Juste un mot rapide. Ouvrir très vite et refermer la bouche. Happer au vol un chiffon de bleu. Pour cela dont on ne sait rien. Sinon la question sourde. La demande obstinée. L'idée que pour ce silence-là aussi il faut un mot. Pour cette attente et ce souci. Donner un contour approximatif au chagrin, plutôt qu'un nom à l'espérance. Rien à gagner non plus qu'à perdre. Juste un trou de plus dans la langue. Un courant d'air. Un souffle frêle.
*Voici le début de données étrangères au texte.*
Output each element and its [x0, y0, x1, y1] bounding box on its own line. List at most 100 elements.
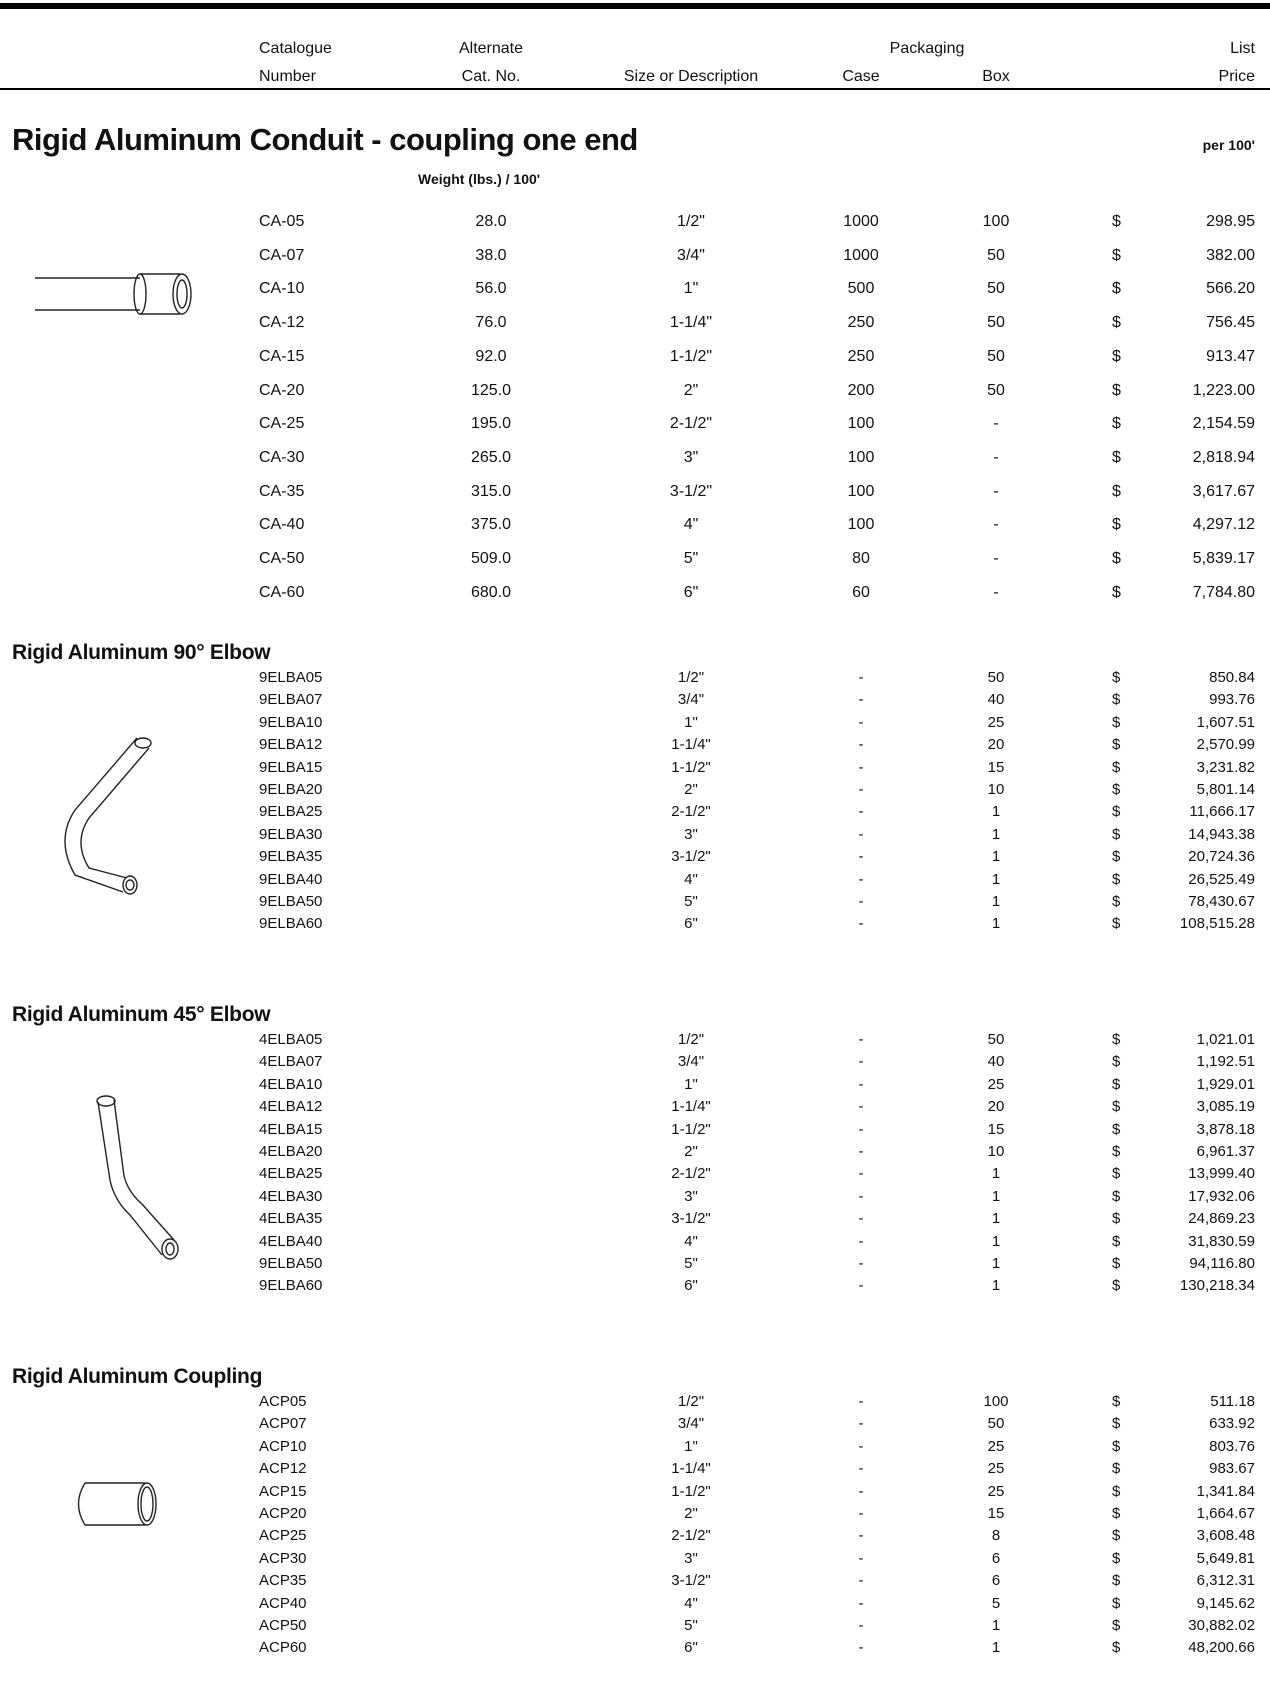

Celui même qui nous tient en vie et qui nous sera retiré après que nous lui aurons appris quelques phrases. Après que nous aurons récité tout le lexique de l'amour. Seul bientôt avec ce mot-là. Fiévreux et bref. Orphelin de part en part. Un mot tel un couloir. On ne le murmure à personne ; il n'ose  pas nous venir aux lèvres. Il a peur de la langue autant que de la lumière du jour. Il n'a pas de paupières. Ses larmes ne coulent pas, mais sa douleur est précise. Elle fixe. Elle interroge et veut savoir. Elle s'use des visages. Elle cherche à se poser.